Young people & Secondary School Students
C Massey et al. [33] “We take an expanded perspective of health literacy and define it as a set of skills used to organize and apply health knowledge, attitudes and practices relevant when managing one’s health environment.”
D Paakkari & Paakkari [8] “Health Literacy is defined in the following terms: Health literacy comprises a broad range of knowledge and competencies that people seek to encompass, evaluate, construct and use. Through health literacy competencies people become able to understand themselves, others and the world in a way that will enable them to make sound health decisions, and to work on and change the factors that constitute their own and others’ health chances.”
E Wu et al. [18] “Health literate individuals are able to understand and apply health information in ways that allow them to take more control over their health through, for example, appraising the credibility, accuracy and relevance of information and acting on that information to change their health behaviours or living conditions.”
F Gordon et al. [19] “Health Literacy is the degree to which individuals have the capacity to obtain, access, process, and understand basic health information and services needed to take appropriate health decisions and involves an ongoing process of building individual and community capacity to understand the components of health.”
Different age groups or considering a life course perspective
G Borzekowski [1] “Health literacy is not just the ability to read, rather, it is a set of skills that involve recognizing, processing, integrating, and acting on information from a variety of platforms. Those between the ages of 3 and 18 can seek, comprehend, evaluate, and use health information, especially if materials are presented in ways that are age appropriate, culturally relevant, and socially supported. The development of health literacy among children and young people can empower this vulnerable and “marginalized” group to be more engaged, more productive, and healthier.”
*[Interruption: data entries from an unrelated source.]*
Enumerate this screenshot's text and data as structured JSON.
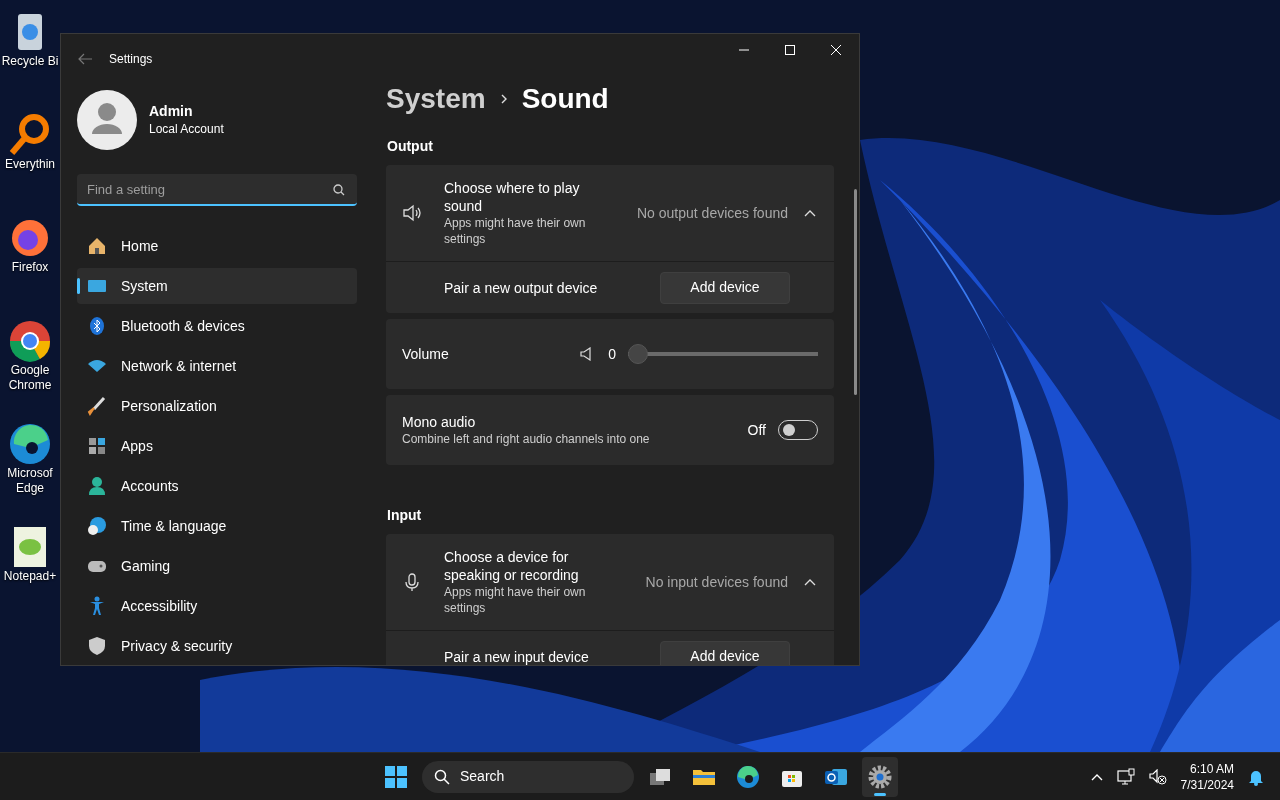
{
  "desktop_icons": [
    {
      "lines": [
        "Recycle Bi"
      ]
    },
    {
      "lines": [
        "Everythin"
      ]
    },
    {
      "lines": [
        "Firefox"
      ]
    },
    {
      "lines": [
        "Google",
        "Chrome"
      ]
    },
    {
      "lines": [
        "Microsof",
        "Edge"
      ]
    },
    {
      "lines": [
        "Notepad+"
      ]
    }
  ],
  "window": {
    "title": "Settings"
  },
  "account": {
    "name": "Admin",
    "type": "Local Account"
  },
  "search": {
    "placeholder": "Find a setting"
  },
  "nav": [
    {
      "label": "Home",
      "selected": false
    },
    {
      "label": "System",
      "selected": true
    },
    {
      "label": "Bluetooth & devices",
      "selected": false
    },
    {
      "label": "Network & internet",
      "selected": false
    },
    {
      "label": "Personalization",
      "selected": false
    },
    {
      "label": "Apps",
      "selected": false
    },
    {
      "label": "Accounts",
      "selected": false
    },
    {
      "label": "Time & language",
      "selected": false
    },
    {
      "label": "Gaming",
      "selected": false
    },
    {
      "label": "Accessibility",
      "selected": false
    },
    {
      "label": "Privacy & security",
      "selected": false
    }
  ],
  "breadcrumb": {
    "parent": "System",
    "current": "Sound"
  },
  "sections": [
    {
      "heading": "Output",
      "cards": [
        {
          "kind": "expander",
          "title": "Choose where to play sound",
          "subtitle": "Apps might have their own settings",
          "status": "No output devices found",
          "expanded": true,
          "sub_label": "Pair a new output device",
          "button": "Add device"
        },
        {
          "kind": "slider",
          "title": "Volume",
          "reading": "0",
          "level": 0
        },
        {
          "kind": "toggle",
          "title": "Mono audio",
          "subtitle": "Combine left and right audio channels into one",
          "state_label": "Off",
          "on": false
        }
      ]
    },
    {
      "heading": "Input",
      "cards": [
        {
          "kind": "expander",
          "title": "Choose a device for speaking or recording",
          "subtitle": "Apps might have their own settings",
          "status": "No input devices found",
          "expanded": true,
          "sub_label": "Pair a new input device",
          "button": "Add device"
        }
      ]
    }
  ],
  "taskbar": {
    "search_placeholder": "Search",
    "apps": [
      {
        "running": false
      },
      {
        "running": false
      },
      {
        "running": false
      },
      {
        "running": false
      },
      {
        "running": false
      },
      {
        "running": true
      }
    ],
    "time": "6:10 AM",
    "date": "7/31/2024"
  }
}
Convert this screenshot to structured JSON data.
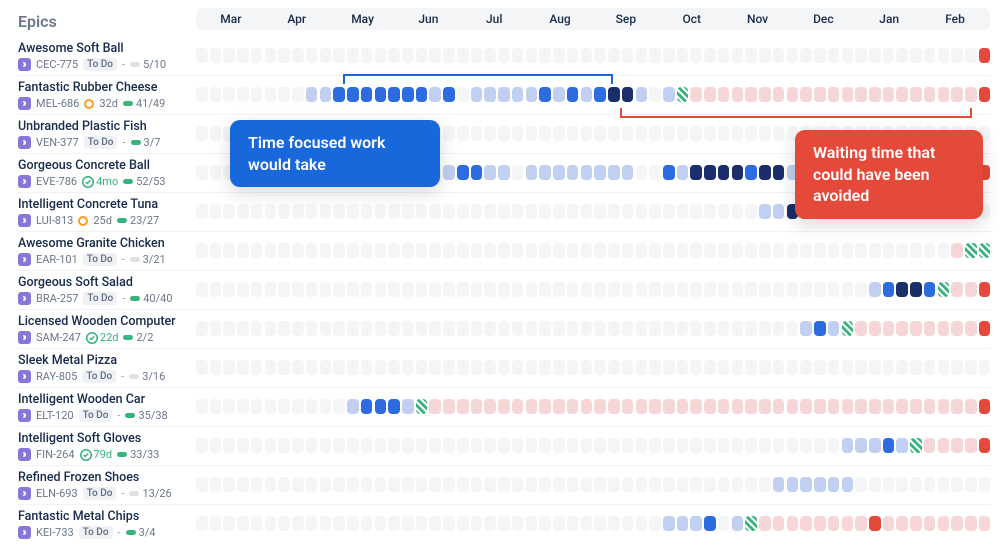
{
  "sidebar_title": "Epics",
  "months": [
    "Mar",
    "Apr",
    "May",
    "Jun",
    "Jul",
    "Aug",
    "Sep",
    "Oct",
    "Nov",
    "Dec",
    "Jan",
    "Feb"
  ],
  "callouts": {
    "focused_work": "Time focused work would take",
    "waiting_time": "Waiting time that could have been avoided"
  },
  "status_labels": {
    "todo": "To Do"
  },
  "epics": [
    {
      "name": "Awesome Soft Ball",
      "key": "CEC-775",
      "status": "To Do",
      "status_type": "todo",
      "progress_done": 5,
      "progress_total": 10,
      "progress_color": "gray",
      "cells": "eeeeeeeeeeeeeeeeeeeeeeeeeeeeeeeeeeeeeeeeeeeeeeeeeeeeeeeeeR"
    },
    {
      "name": "Fantastic Rubber Cheese",
      "key": "MEL-686",
      "status": "32d",
      "status_type": "orange",
      "progress_done": 41,
      "progress_total": 49,
      "progress_color": "green",
      "cells": "eeeeeeeellbbbbbbblbelllllblblbddlelGrrrrrrrrrrrrrrrrrrrrrR"
    },
    {
      "name": "Unbranded Plastic Fish",
      "key": "VEN-377",
      "status": "To Do",
      "status_type": "todo",
      "progress_done": 3,
      "progress_total": 7,
      "progress_color": "green",
      "cells": "eeeeeeeeeeeeeeeeeeeeeeeeeeeeeeeeeeeeeeeeeeeeeeeeeeeeeeeeee"
    },
    {
      "name": "Gorgeous Concrete Ball",
      "key": "EVE-786",
      "status": "4mo",
      "status_type": "done",
      "progress_done": 52,
      "progress_total": 53,
      "progress_color": "green",
      "cells": "eeeeeeeeeeeeeeeeeelbbllelllllllleeblddddbddlGrrrrrrrrrrrrR"
    },
    {
      "name": "Intelligent Concrete Tuna",
      "key": "LUI-813",
      "status": "25d",
      "status_type": "orange",
      "progress_done": 23,
      "progress_total": 27,
      "progress_color": "green",
      "cells": "eeeeeeeeeeeeeeeeeeeeeeeeeeeeeeeeeeeeeeeeellddbbbleeeeeeeee"
    },
    {
      "name": "Awesome Granite Chicken",
      "key": "EAR-101",
      "status": "To Do",
      "status_type": "todo",
      "progress_done": 3,
      "progress_total": 21,
      "progress_color": "gray",
      "cells": "eeeeeeeeeeeeeeeeeeeeeeeeeeeeeeeeeeeeeeeeeeeeeeeeeeeeeeerGG"
    },
    {
      "name": "Gorgeous Soft Salad",
      "key": "BRA-257",
      "status": "To Do",
      "status_type": "todo",
      "progress_done": 40,
      "progress_total": 40,
      "progress_color": "green",
      "cells": "eeeeeeeeeeeeeeeeeeeeeeeeeeeeeeeeeeeeeeeeeeeeeeeeelbddbGrrR"
    },
    {
      "name": "Licensed Wooden Computer",
      "key": "SAM-247",
      "status": "22d",
      "status_type": "done",
      "progress_done": 2,
      "progress_total": 2,
      "progress_color": "green",
      "cells": "eeeeeeeeeeeeeeeeeeeeeeeeeeeeeeeeeeeeeeeeeeeelblGrrrrrrrrrR"
    },
    {
      "name": "Sleek Metal Pizza",
      "key": "RAY-805",
      "status": "To Do",
      "status_type": "todo",
      "progress_done": 3,
      "progress_total": 16,
      "progress_color": "gray",
      "cells": "eeeeeeeeeeeeeeeeeeeeeeeeeeeeeeeeeeeeeeeeeeeeeeeeeeeeeeeeee"
    },
    {
      "name": "Intelligent Wooden Car",
      "key": "ELT-120",
      "status": "To Do",
      "status_type": "todo",
      "progress_done": 35,
      "progress_total": 38,
      "progress_color": "green",
      "cells": "eeeeeeeeeeelbbblGrrrrrrrrrrrrrrrrrrrrrrrrrrrrrrrrrrrrrrrrR"
    },
    {
      "name": "Intelligent Soft Gloves",
      "key": "FIN-264",
      "status": "79d",
      "status_type": "done",
      "progress_done": 33,
      "progress_total": 33,
      "progress_color": "green",
      "cells": "eeeeeeeeeeeeeeeeeeeeeeeeeeeeeeeeeeeeeeeeeeeeeeelllblGrrrrR"
    },
    {
      "name": "Refined Frozen Shoes",
      "key": "ELN-693",
      "status": "To Do",
      "status_type": "todo",
      "progress_done": 13,
      "progress_total": 26,
      "progress_color": "gray",
      "cells": "eeeeeeeeeeeeeeeeeeeeeeeeeeeeeeeeeeeeeeeeeelllllleeeeeeeeee"
    },
    {
      "name": "Fantastic Metal Chips",
      "key": "KEI-733",
      "status": "To Do",
      "status_type": "todo",
      "progress_done": 3,
      "progress_total": 4,
      "progress_color": "green",
      "cells": "eeeeeeeeeeeeeeeeeeeeeeeeeeeeeeeeeelllbelGrrrrrrrrRrrrrrrrr"
    }
  ]
}
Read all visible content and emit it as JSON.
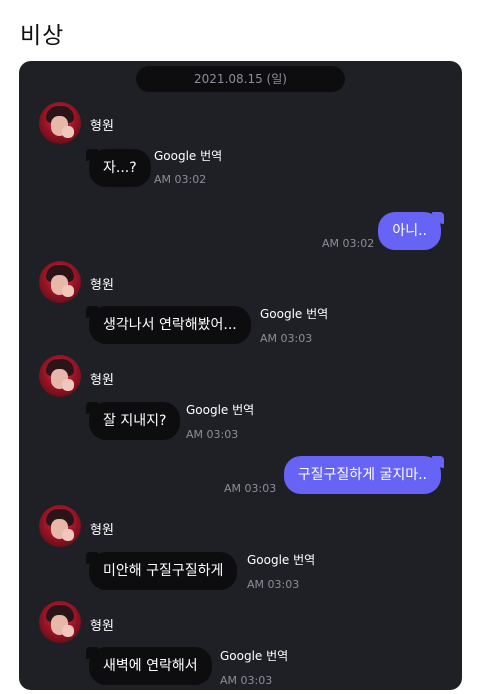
{
  "post": {
    "title": "비상"
  },
  "chat": {
    "date": "2021.08.15 (일)",
    "translate_label": "Google 번역",
    "messages": [
      {
        "direction": "in",
        "sender": "형원",
        "text": "자...?",
        "time": "AM 03:02"
      },
      {
        "direction": "out",
        "text": "아니..",
        "time": "AM 03:02"
      },
      {
        "direction": "in",
        "sender": "형원",
        "text": "생각나서 연락해봤어...",
        "time": "AM 03:03"
      },
      {
        "direction": "in",
        "sender": "형원",
        "text": "잘 지내지?",
        "time": "AM 03:03"
      },
      {
        "direction": "out",
        "text": "구질구질하게 굴지마..",
        "time": "AM 03:03"
      },
      {
        "direction": "in",
        "sender": "형원",
        "text": "미안해 구질구질하게",
        "time": "AM 03:03"
      },
      {
        "direction": "in",
        "sender": "형원",
        "text": "새벽에 연락해서",
        "time": "AM 03:03"
      }
    ]
  },
  "colors": {
    "chat_bg": "#1f2025",
    "incoming_bubble": "#0d0d0f",
    "outgoing_bubble": "#6663f5",
    "meta_text": "#8d8e95"
  }
}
H Soellner et al. [36] [Translated] The working definition defines health competences (Gesundheitskompetenz) as an accumulation of skills and capabilities that someone has at one’s command to be able to act in daily life and in dealing with the health system, in such a ways that positively affect one’s health and well-being.
I Mancuso [34] “A process that evolves over one’s lifetime and encompasses the attributes of capacity, comprehension, and communication. The attributes of health literacy are integrated within and preceded by the skills, strategies, and abilities embedded within the competencies needed to attain health literacy. The outcomes of health literacy are dependent upon whether one has achieved adequate or inadequate health literacy and have the potential to influence individuals and society.”
J Nutbeam [35] “The personal, cognitive and social skills which determine the ability of individuals to gain access to, understand, and use information to promote and maintain good health”
K Sørensen et al. [10] “Health literacy is linked to literacy and entails people’s knowledge, motivation and competences to access, understand, appraise, and apply health information in order to make judgments and take decisions in everyday life concerning healthcare, disease prevention and health promotion to maintain or improve quality of life during the life course.”
L Zarcadoolas, Pleasant & Greer [20] “Health literacy evolves over one’s life course, starting at an early age, and, like most complex human competencies, is impacted by health status as well as demographic, socio-political, psychosocial and cultural factors.” “We define health literacy as the wide range of skills, and competencies that people develop to seek out, comprehend, evaluate and use health information and concepts to make informed choices, reduce health risks and increase quality of life.”